А с Мирандой ничего подобного не случалось — она была строгая, недоступная, увязываться за ней так, как за Катей, никто не осмеливался.
И вот — Миранды нет, Миранда пропала.
Ужин окончен, мама принимается молча мыть и убирать посуду, и вдруг в коридоре раздается робкий, словно бы извиняющийся звонок. Я срываюсь с места и со всех ног мчусь в коридор открывать! Сама не предполагала, что так обрадуюсь возвращению Миранды.
— Миранда! Мирандочка! Нашлась! — кричу я и тащу ее за руку в столовую.
Строго поджав губы, бабушка принимается отчитывать ее:
— Ну как не совестно, Миранда? Мы так беспокоились!
Миранда стоит в дверях столовой, потупив взгляд, а рука ее поглаживает мою голову, и в скупой ее ласке я чувствую новое отношение к себе; мне кажется, за день разлуки мы стали ближе друг другу.
— Простите, Ольга Христофоровна, — тихо говорит она, — сама понимаю, должна была предупредить… Но, право, я не знала, что так случится… и подумала: Ольга Христофоровна извинит, она святая женщина.
— Ну-ну, не льсти, не подлизывайся! — с досадой прикрикивает бабушка. — Ты в детдоме была? Нашелся братец?

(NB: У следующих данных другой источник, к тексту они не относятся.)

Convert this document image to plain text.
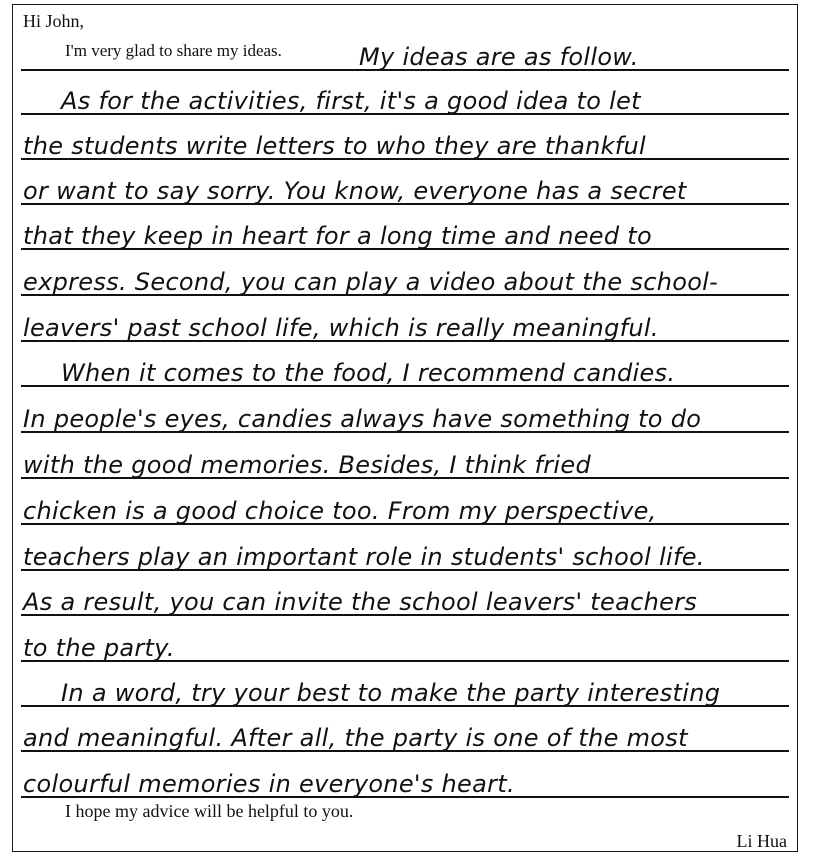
Hi John,
I'm very glad to share my ideas.	My ideas are as follow.
As for the activities, first, it's a good idea to let
the students write letters to who they are thankful
or want to say sorry. You know, everyone has a secret
that they keep in heart for a long time and need to
express. Second, you can play a video about the school-
leavers' past school life, which is really meaningful.
When it comes to the food, I recommend candies.
In people's eyes, candies always have something to do
with the good memories. Besides, I think fried
chicken is a good choice too. From my perspective,
teachers play an important role in students' school life.
As a result, you can invite the school leavers' teachers
to the party.
In a word, try your best to make the party interesting
and meaningful. After all, the party is one of the most
colourful memories in everyone's heart.
I hope my advice will be helpful to you.
Li Hua
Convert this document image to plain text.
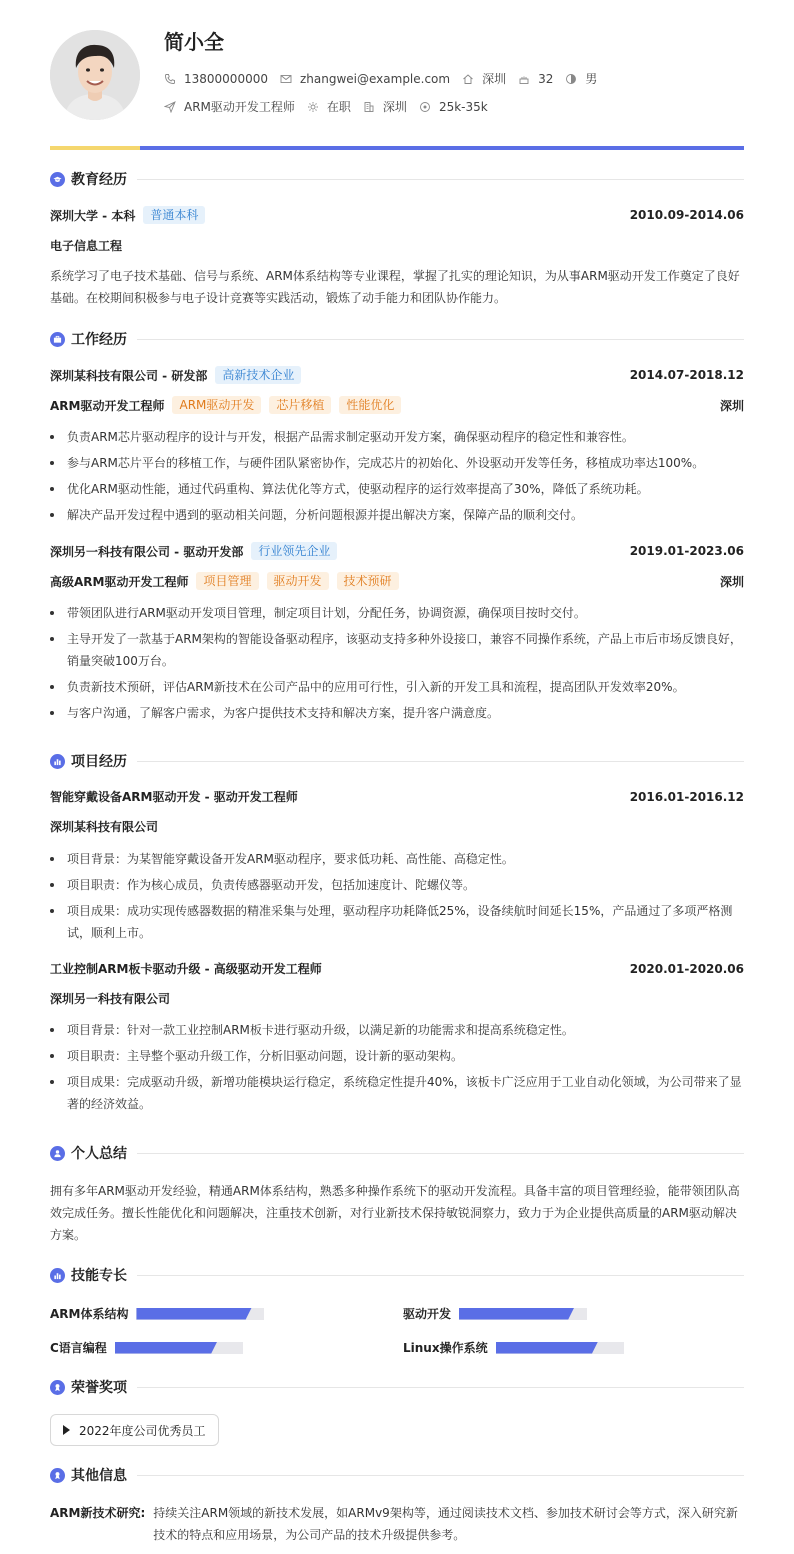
简小全
13800000000	zhangwei@example.com	深圳	32	男
ARM驱动开发工程师	在职	深圳	25k-35k
教育经历
深圳大学 - 本科	普通本科	2010.09-2014.06
电子信息工程
系统学习了电子技术基础、信号与系统、ARM体系结构等专业课程，掌握了扎实的理论知识，为从事ARM驱动开发工作奠定了良好基础。在校期间积极参与电子设计竞赛等实践活动，锻炼了动手能力和团队协作能力。
工作经历
深圳某科技有限公司 - 研发部	高新技术企业	2014.07-2018.12
ARM驱动开发工程师	ARM驱动开发	芯片移植	性能优化	深圳
负责ARM芯片驱动程序的设计与开发，根据产品需求制定驱动开发方案，确保驱动程序的稳定性和兼容性。
参与ARM芯片平台的移植工作，与硬件团队紧密协作，完成芯片的初始化、外设驱动开发等任务，移植成功率达100%。
优化ARM驱动性能，通过代码重构、算法优化等方式，使驱动程序的运行效率提高了30%，降低了系统功耗。
解决产品开发过程中遇到的驱动相关问题，分析问题根源并提出解决方案，保障产品的顺利交付。
深圳另一科技有限公司 - 驱动开发部	行业领先企业	2019.01-2023.06
高级ARM驱动开发工程师	项目管理	驱动开发	技术预研	深圳
带领团队进行ARM驱动开发项目管理，制定项目计划，分配任务，协调资源，确保项目按时交付。
主导开发了一款基于ARM架构的智能设备驱动程序，该驱动支持多种外设接口，兼容不同操作系统，产品上市后市场反馈良好，销量突破100万台。
负责新技术预研，评估ARM新技术在公司产品中的应用可行性，引入新的开发工具和流程，提高团队开发效率20%。
与客户沟通，了解客户需求，为客户提供技术支持和解决方案，提升客户满意度。
项目经历
智能穿戴设备ARM驱动开发 - 驱动开发工程师	2016.01-2016.12
深圳某科技有限公司
项目背景：为某智能穿戴设备开发ARM驱动程序，要求低功耗、高性能、高稳定性。
项目职责：作为核心成员，负责传感器驱动开发，包括加速度计、陀螺仪等。
项目成果：成功实现传感器数据的精准采集与处理，驱动程序功耗降低25%，设备续航时间延长15%，产品通过了多项严格测试，顺利上市。
工业控制ARM板卡驱动升级 - 高级驱动开发工程师	2020.01-2020.06
深圳另一科技有限公司
项目背景：针对一款工业控制ARM板卡进行驱动升级，以满足新的功能需求和提高系统稳定性。
项目职责：主导整个驱动升级工作，分析旧驱动问题，设计新的驱动架构。
项目成果：完成驱动升级，新增功能模块运行稳定，系统稳定性提升40%，该板卡广泛应用于工业自动化领域，为公司带来了显著的经济效益。
个人总结
拥有多年ARM驱动开发经验，精通ARM体系结构，熟悉多种操作系统下的驱动开发流程。具备丰富的项目管理经验，能带领团队高效完成任务。擅长性能优化和问题解决，注重技术创新，对行业新技术保持敏锐洞察力，致力于为企业提供高质量的ARM驱动解决方案。
技能专长
ARM体系结构	驱动开发
C语言编程	Linux操作系统
荣誉奖项
2022年度公司优秀员工
其他信息
ARM新技术研究: 持续关注ARM领域的新技术发展，如ARMv9架构等，通过阅读技术文档、参加技术研讨会等方式，深入研究新技术的特点和应用场景，为公司产品的技术升级提供参考。
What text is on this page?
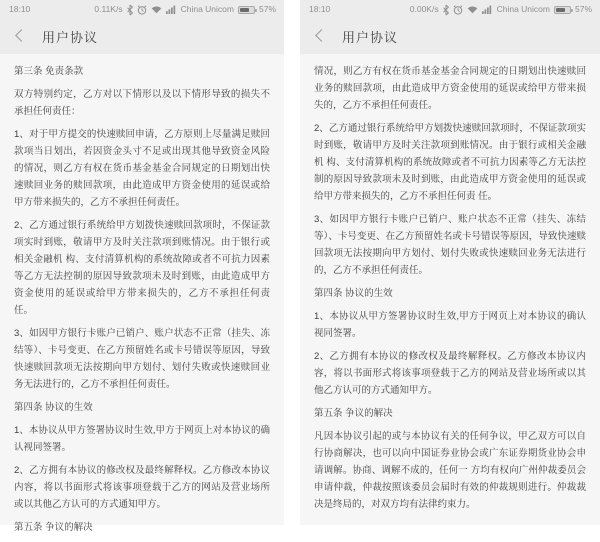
18:10	0.11K/s	China Unicom	57%
用户协议

第三条 免责条款

双方特别约定，乙方对以下情形以及以下情形导致的损失不承担任何责任：

1、对于甲方提交的快速赎回申请，乙方原则上尽量满足赎回款项当日划出，若因资金头寸不足或出现其他导致资金风险的情况，则乙方有权在货币基金基金合同规定的日期划出快速赎回业务的赎回款项，由此造成甲方资金使用的延误或给甲方带来损失的，乙方不承担任何责任。

2、乙方通过银行系统给甲方划拨快速赎回款项时，不保证款项实时到账，敬请甲方及时关注款项到账情况。由于银行或相关金融机 构、支付清算机构的系统故障或者不可抗力因素等乙方无法控制的原因导致款项未及时到账，由此造成甲方资金使用的延误或给甲方带来损失的，乙方不承担任何责 任。

3、如因甲方银行卡账户已销户、账户状态不正常（挂失、冻结等）、卡号变更、在乙方预留姓名或卡号错误等原因，导致快速赎回款项无法按期向甲方划付、划付失败或快速赎回业务无法进行的，乙方不承担任何责任。

第四条 协议的生效

1、本协议从甲方签署协议时生效,甲方于网页上对本协议的确认视同签署。

2、乙方拥有本协议的修改权及最终解释权。乙方修改本协议内容，将以书面形式将该事项登载于乙方的网站及营业场所或以其他乙方认可的方式通知甲方。

第五条 争议的解决

18:10	0.00K/s	China Unicom	57%
用户协议

情况，则乙方有权在货币基金基金合同规定的日期划出快速赎回业务的赎回款项，由此造成甲方资金使用的延误或给甲方带来损失的，乙方不承担任何责任。

2、乙方通过银行系统给甲方划拨快速赎回款项时，不保证款项实时到账，敬请甲方及时关注款项到账情况。由于银行或相关金融机 构、支付清算机构的系统故障或者不可抗力因素等乙方无法控制的原因导致款项未及时到账，由此造成甲方资金使用的延误或给甲方带来损失的，乙方不承担任何责 任。

3、如因甲方银行卡账户已销户、账户状态不正常（挂失、冻结等）、卡号变更、在乙方预留姓名或卡号错误等原因，导致快速赎回款项无法按期向甲方划付、划付失败或快速赎回业务无法进行的，乙方不承担任何责任。

第四条 协议的生效

1、本协议从甲方签署协议时生效,甲方于网页上对本协议的确认视同签署。

2、乙方拥有本协议的修改权及最终解释权。乙方修改本协议内容，将以书面形式将该事项登载于乙方的网站及营业场所或以其他乙方认可的方式通知甲方。

第五条 争议的解决

凡因本协议引起的或与本协议有关的任何争议，甲乙双方可以自行协商解决，也可以向中国证券业协会或广东证券期货业协会申请调解。协商、调解不成的，任何一 方均有权向广州仲裁委员会申请仲裁，仲裁按照该委员会届时有效的仲裁规则进行。仲裁裁决是终局的，对双方均有法律约束力。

Но Миранда сразу замыкается, уходит в себя, на лице у нее снова появляется прежнее, угрюмое, отчужденное выражение. И, верная своей обычной манере, бабушка умолкает, не пристает с расспросами: придет час и Миранда сама расскажет все.
С этого дня Миранду словно подменили — огромные обжигающие глаза не так печальны, улыбка на губах то и дело вспыхивает. Словно распрямилась в ней тайная пружинка, словно ей легче стало дышать. И я, украдкой наблюдая за Мирандой, думаю: что-то хорошее случилось в ее жизни.
Даже к черепахе, которая поначалу вызывала у нее отвращение, Миранда стала относиться добрее, помогает мне ухаживать за ней — чистит корзинку, а возвращаясь с базара, обязательно приносит свежей зелени, наливает ей в мисочку молока…
В этот день солнце светит вовсю, окна распахнуты настежь, за ними шелестит листва акаций и зеленеет Александровский сад. Подоконник весь в солнечных бликах, и я укладываю на него черепаху — пусть погреется, подышит свежим воздухом. Доверчиво вытянув головку и смешные, будто покрытые чешуйками лапки, она блаженно замирает.
И тут на пороге появляется Гиви. В руках у него блюдце, полное искрящейся мыльной пены, и две расщепленные на концах соломинки.
Пускать мыльные пузыри в те годы было, пожалуй, одним из любимейших детских развлечений, позднее о них как-то позабыли. Мы с Гиви любим пускать пузыри из окна моей комнаты. Чудесный, разноцветный перламутровый шар несколько секунд летит над улицей, и, если прохожие внизу видят его и, запрокинув головы, провожают взглядами, мы ликуем.